Economista deixa emprego de R$ 4 mil em Salvador para montar delivery de acarajé no DF
Mercadoria é produzida na capital baiana e vendida congelada, em forma de kits
Brasília|Fred Leão, do R7

Pizza, sanduíche, macarrão, risoto. Tudo isso é comum de se vender em deliveries. Mas já imaginou pedir acarajé em casa? Um economista baiano deixou o emprego, com salário de R$ 4.000 em Salvador (BA), para apostar nesta ideia no Distrito Federal. Iuri Barbosa começou com o negócio em junho de 2013 e já consegue faturar mais do que o que ganhava quando tinha emprego fixo. A ideia surgiu nas vindas que Barbosa fazia a Brasília.
— Eu vinha para Brasília visitar meu irmão e via que tinha pouca oferta de comida baiana, muito menos para delivery.
Empolgado com a ideia, o economista experimentou acarajés em vários pontos no DF antes de criar a Expresso Acarajé. Ele conta que o prato típico vendido na região não era bom como o que comia em sua cidade.

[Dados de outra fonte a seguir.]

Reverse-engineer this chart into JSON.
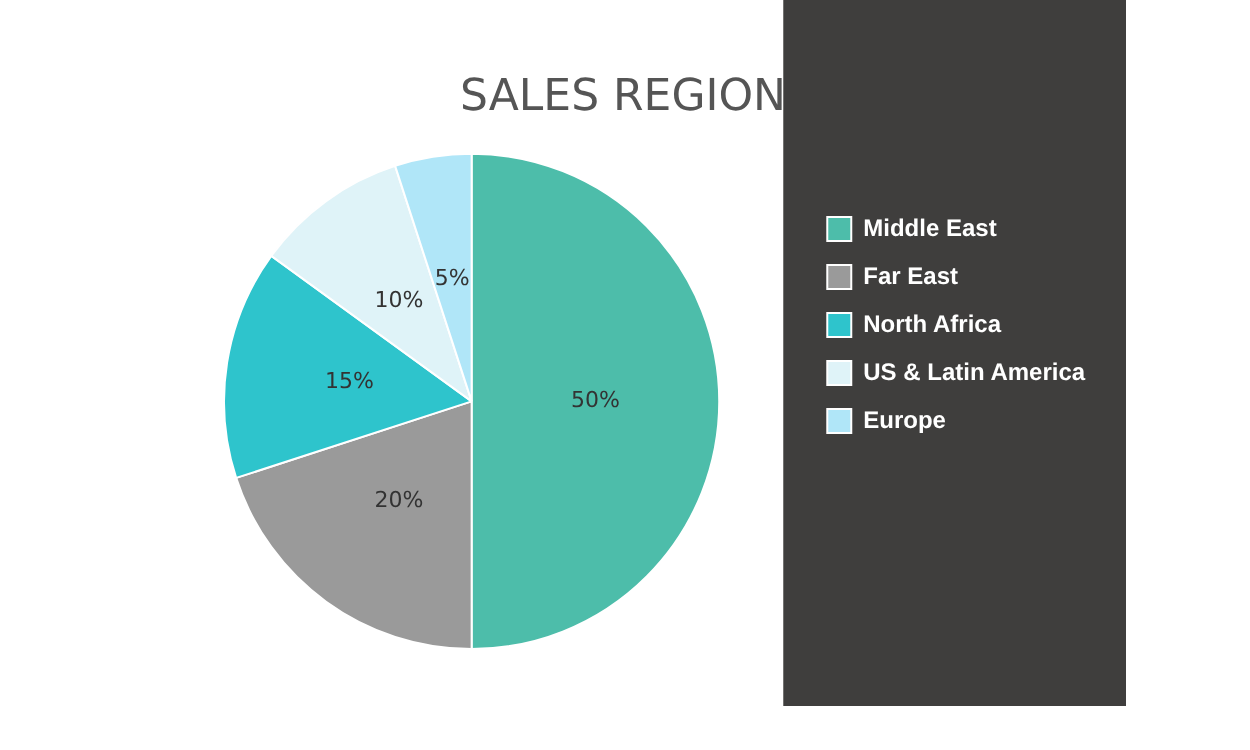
{
  "chart_data": {
    "type": "pie",
    "title": "SALES REGION",
    "categories": [
      "Middle East",
      "Far East",
      "North Africa",
      "US & Latin America",
      "Europe"
    ],
    "values": [
      50,
      20,
      15,
      10,
      5
    ],
    "value_labels": [
      "50%",
      "20%",
      "15%",
      "10%",
      "5%"
    ],
    "colors": [
      "#4dbdaa",
      "#9a9a9a",
      "#2ec4cc",
      "#dff3f8",
      "#b0e6f8"
    ],
    "legend": "right"
  }
}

— Vi que poderia faturar bem se eu trouxesse de Salvador um produto de qualidade, com sabor muito superior ao vendido no DF.
Delivery de comida light vira febre no Distrito Federal
O prato mais tradicional da Bahia é vendido pelo economista em kits congelados. O bolinho do acarajé deve ser colocado no forno por 15 minutos e o recheio, descongelado, é aquecido no micro-ondas.
Em cada um, são 30 miniacarajés, 250 g de vatapá, 150 g de camarão e molho de pimenta. Além dos acarajés, ele entrega também casquinha de siri, por R$ 20, com 250 g; abará – feito com massa de feijão fradinho com azeite de dendê e cozido dentro de folhas de bananeiras -, por R$ 25, com 500 g.
A mercadoria, que vem de avião de Salvador, fica armazenada em freezers no apartamento do economista, em Águas Claras. Segundo ele, a região onde o produto mais vende é no Sudoeste, seguido por Águas Claras e pelo Plano Piloto.
O empresário vai pessoalmente entregar os pedidos dos novos clientes. Um motoboy também ajuda nas entregas nos fins de semana, quando os pedidos aumentam. Além dos clientes individuais, ele fornece o produto também para bares e restaurantes, mas a intenção é que as vendas sejam feitas mais no varejo. Ele conta que alguns clientes fazem pedidos de acarajé semanalmente.
Com o crescimento do negócio, Barbosa planeja abrir uma loja para vender comida baiana congelada. O plano é que a primeira unidade seja no Sudoeste, no próximo ano.